The other hazard was the quick-trick pros working the roadside bars. But the only sex he’d had so far had been online, via the haptic-feedback sites; he wasn’t ready for actual flesh on flesh. Plus, he was wary of making connections with other people, however brief: who knew how many of them might be trading information on the side? Some of those hustlers were suspiciously well dressed and did not look hungry.
Then there were the diseases. The last thing he needed was to be stuck in a hospital – supposing his ID passed inspection – or enduring a working over from some HospitalCorps security thug, supposing it didn’t pass, which was likely. Once the truth of who he was had been vise-gripped out of him, there would be a call to the Rev. Then disposal orders would be issued, or he’d be shipped back in plasticuffs to face the self-righteous music. I’ll teach you to respect me, I have been set in authority over you, God hates you, you are morally worthless, repent on your knees, drink what’s in the bucket, flat on the floor, hand me the two-by-four, you want it harder, I’ll make you howl, and so forth and so on, the familiar religio-sado heavy-metal perv litany. Pre-bedtime amusements.

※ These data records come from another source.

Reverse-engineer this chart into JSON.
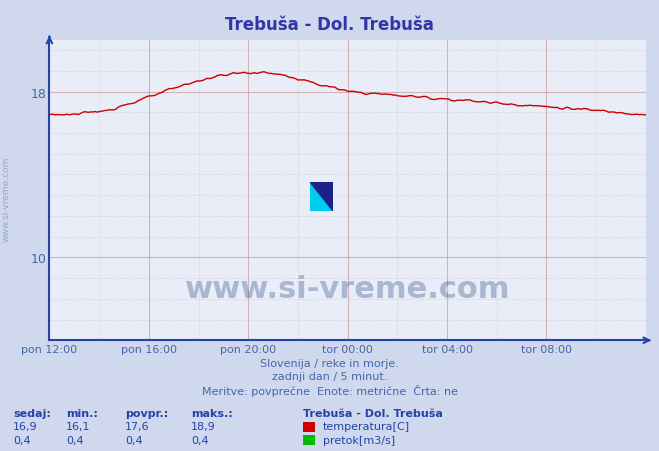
{
  "title": "Trebuša - Dol. Trebuša",
  "title_color": "#3333aa",
  "bg_color": "#d0d8ee",
  "plot_bg_color": "#e8edf8",
  "grid_color_major": "#cc9999",
  "grid_color_minor": "#ccaaaa",
  "x_labels": [
    "pon 12:00",
    "pon 16:00",
    "pon 20:00",
    "tor 00:00",
    "tor 04:00",
    "tor 08:00"
  ],
  "x_ticks": [
    0,
    48,
    96,
    144,
    192,
    240
  ],
  "x_max": 288,
  "y_min": 6,
  "y_max": 20.5,
  "y_ticks": [
    10,
    18
  ],
  "temp_color": "#cc0000",
  "pretok_color": "#00bb00",
  "watermark_text": "www.si-vreme.com",
  "watermark_color": "#1a3a7a",
  "watermark_alpha": 0.3,
  "footer_line1": "Slovenija / reke in morje.",
  "footer_line2": "zadnji dan / 5 minut.",
  "footer_line3": "Meritve: povprečne  Enote: metrične  Črta: ne",
  "footer_color": "#4466aa",
  "stats_color": "#2244aa",
  "legend_title": "Trebuša - Dol. Trebuša",
  "stat_labels": [
    "sedaj:",
    "min.:",
    "povpr.:",
    "maks.:"
  ],
  "temp_stats": [
    "16,9",
    "16,1",
    "17,6",
    "18,9"
  ],
  "pretok_stats": [
    "0,4",
    "0,4",
    "0,4",
    "0,4"
  ],
  "temp_label": "temperatura[C]",
  "pretok_label": "pretok[m3/s]",
  "left_label": "www.si-vreme.com",
  "axis_color": "#2244aa",
  "tick_color": "#4466aa"
}
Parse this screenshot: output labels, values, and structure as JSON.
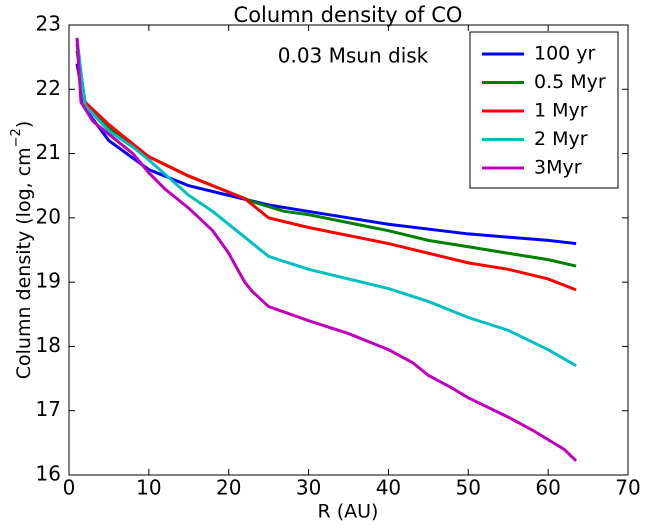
{
  "chart_data": {
    "type": "line",
    "title": "Column density of CO",
    "annotation": "0.03 Msun disk",
    "xlabel": "R (AU)",
    "ylabel": [
      "Column density (log, cm",
      "−2",
      ")"
    ],
    "xlim": [
      0,
      70
    ],
    "xticks": [
      0,
      10,
      20,
      30,
      40,
      50,
      60,
      70
    ],
    "ylim": [
      16,
      23
    ],
    "yticks": [
      16,
      17,
      18,
      19,
      20,
      21,
      22,
      23
    ],
    "grid": false,
    "legend": "upper right",
    "series": [
      {
        "name": "100 yr",
        "color": "#0000ff",
        "x": [
          1,
          2,
          5,
          10,
          15,
          20,
          25,
          30,
          40,
          50,
          60,
          63.5
        ],
        "values": [
          22.4,
          21.7,
          21.2,
          20.75,
          20.5,
          20.35,
          20.2,
          20.1,
          19.9,
          19.75,
          19.65,
          19.6
        ]
      },
      {
        "name": "0.5 Myr",
        "color": "#008000",
        "x": [
          1,
          2,
          5,
          10,
          15,
          20,
          23,
          27,
          30,
          40,
          45,
          50,
          55,
          60,
          63.5
        ],
        "values": [
          22.6,
          21.8,
          21.4,
          20.95,
          20.65,
          20.4,
          20.25,
          20.1,
          20.05,
          19.8,
          19.65,
          19.55,
          19.45,
          19.35,
          19.25
        ]
      },
      {
        "name": "1 Myr",
        "color": "#ff0000",
        "x": [
          1,
          2,
          5,
          10,
          15,
          20,
          22,
          25,
          30,
          40,
          50,
          55,
          60,
          63.5
        ],
        "values": [
          22.7,
          21.8,
          21.45,
          20.95,
          20.65,
          20.4,
          20.3,
          20.0,
          19.85,
          19.6,
          19.3,
          19.2,
          19.05,
          18.88
        ]
      },
      {
        "name": "2 Myr",
        "color": "#00bfbf",
        "x": [
          1,
          2,
          5,
          8,
          10,
          15,
          18,
          20,
          23,
          25,
          30,
          35,
          40,
          45,
          50,
          55,
          60,
          63.5
        ],
        "values": [
          22.8,
          21.75,
          21.35,
          21.1,
          20.9,
          20.35,
          20.1,
          19.9,
          19.6,
          19.4,
          19.2,
          19.05,
          18.9,
          18.7,
          18.45,
          18.25,
          17.95,
          17.7
        ]
      },
      {
        "name": "3Myr",
        "color": "#bf00bf",
        "x": [
          1,
          1.5,
          3,
          5,
          8,
          10,
          12,
          15,
          18,
          20,
          22,
          23,
          25,
          30,
          35,
          40,
          43,
          45,
          48,
          50,
          55,
          58,
          60,
          62,
          63.5
        ],
        "values": [
          22.8,
          21.8,
          21.5,
          21.3,
          21.0,
          20.7,
          20.45,
          20.15,
          19.8,
          19.45,
          19.0,
          18.85,
          18.62,
          18.4,
          18.2,
          17.95,
          17.75,
          17.55,
          17.35,
          17.2,
          16.9,
          16.7,
          16.55,
          16.4,
          16.22
        ]
      }
    ]
  }
}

When the Rev had finished with Zeb’s neurologically trashed, defenceless, quivering body, it would be into the rock garden with it, eventually; but not before he’d been scorched and zapped into betraying the digital pathway leading to Adam, and had been forced to plant some online lures and instructions for him, including the necessity of not going public with the Rev’s fiscal and sexual misdoings and the urgent need for a physical meetup at which all would be explained. Zeb had no illusions about his ability to withstand the kind of implementation the Rev and his helpers would be more than willing to inflict.